From Starbucks to Silk, it feels like almond milk is everybody’s favourite easily-digestible substitute for cow’s milk. The truth is, you really don’t need to spend money on almond milk at the store. It’s a cinch to make at home and, honestly, more delicious without all the unnatural stabilizers that mass producers tend to add to store bought versions.
This weekend, learn to make your own almond milk at home with Food by Maria. We’re sharing her DIY recipe for something even better: Cocao Almond Milk to amp up your chia pudding, granola or smoothie with rich chocolate flavour.
Keep scrolling to discover the 7 steps to Cacao Almond Milk by Food By Maria.
- 1 cup of almonds, soaked overnight
- 1L water
- 1 pinch of himalayan sea salt
- 3 tbsp cacao powder (I like mine chocolatey)
- 4 pitted dates
- 1 tbsp coconut nectar
- Place the almonds and water into a Vitamix or strong blender.
- Blend for a minute or two until the almonds have become very small, like sand. How long your blender takes to chop the almonds into a grain will depend on the strength of its blade and motor.

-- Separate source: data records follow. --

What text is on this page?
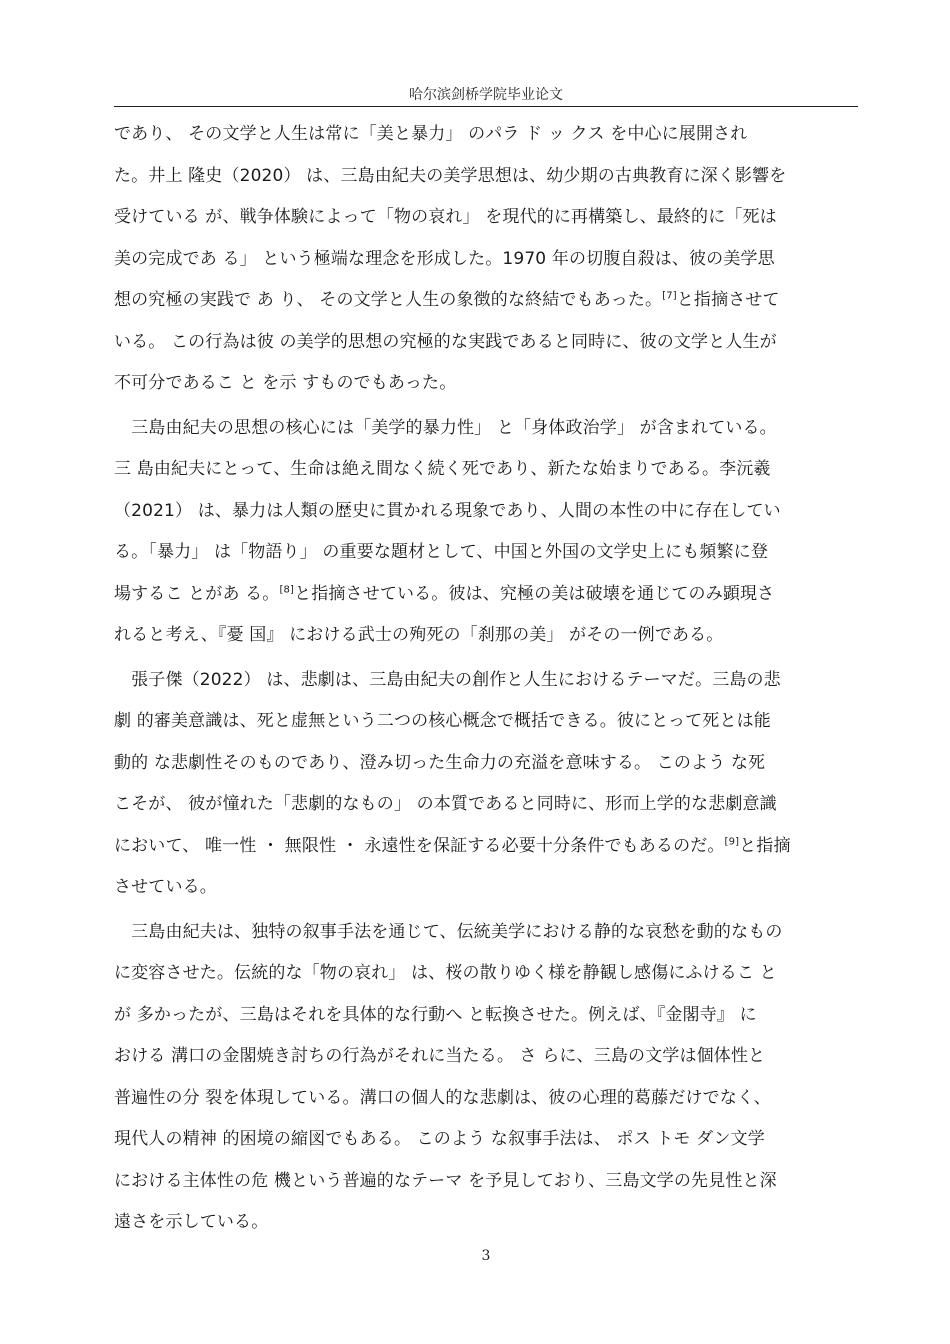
哈尔滨剑桥学院毕业论文
であり、 その文学と人生は常に「美と暴力」 のパラ ド ッ クス を中心に展開され
た。井上 隆史（2020） は、三島由紀夫の美学思想は、幼少期の古典教育に深く影響を
受けている が、戦争体験によって「物の哀れ」 を現代的に再構築し、最終的に「死は
美の完成であ る」 という極端な理念を形成した。1970 年の切腹自殺は、彼の美学思
想の究極の実践で あ り、 その文学と人生の象徴的な終結でもあった。[7]と指摘させて
いる。 この行為は彼 の美学的思想の究極的な実践であると同時に、彼の文学と人生が
不可分であるこ と を示 すものでもあった。
　三島由紀夫の思想の核心には「美学的暴力性」 と「身体政治学」 が含まれている。
三 島由紀夫にとって、生命は絶え間なく続く死であり、新たな始まりである。李沅羲
（2021） は、暴力は人類の歴史に貫かれる現象であり、人間の本性の中に存在してい
る。「暴力」 は「物語り」 の重要な題材として、中国と外国の文学史上にも頻繁に登
場するこ とがあ る。[8]と指摘させている。彼は、究極の美は破壊を通じてのみ顕現さ
れると考え、『憂 国』 における武士の殉死の「刹那の美」 がその一例である。
　張子傑（2022） は、悲劇は、三島由紀夫の創作と人生におけるテーマだ。三島の悲
劇 的審美意識は、死と虚無という二つの核心概念で概括できる。彼にとって死とは能
動的 な悲劇性そのものであり、澄み切った生命力の充溢を意味する。 このよう な死
こそが、 彼が憧れた「悲劇的なもの」 の本質であると同時に、形而上学的な悲劇意識
において、 唯一性 ・ 無限性 ・ 永遠性を保証する必要十分条件でもあるのだ。[9]と指摘
させている。
　三島由紀夫は、独特の叙事手法を通じて、伝統美学における静的な哀愁を動的なもの
に変容させた。伝統的な「物の哀れ」 は、桜の散りゆく様を静観し感傷にふけるこ と
が 多かったが、三島はそれを具体的な行動へ と転換させた。例えば、『金閣寺』 に
おける 溝口の金閣焼き討ちの行為がそれに当たる。 さ らに、三島の文学は個体性と
普遍性の分 裂を体現している。溝口の個人的な悲劇は、彼の心理的葛藤だけでなく、
現代人の精神 的困境の縮図でもある。 このよう な叙事手法は、 ポス トモ ダン文学
における主体性の危 機という普遍的なテーマ を予見しており、三島文学の先見性と深
遠さを示している。
3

- Now add the rest of the ingredients and blend for another minute or so.
- Prepare a large bowl, and nut milk bag (a t-shirt or cheese cloth will work perfectly fine) on your kitchen counter.
- Begin to pour your milk into the nut milk bag over the bowl, or pour the milk onto the shirt (holding sides) over the bowl.
- Once you have all the milk into the strainer, begin to squeeze out the milk.
Your almond mylk will last for up to 5 days in your refrigerator.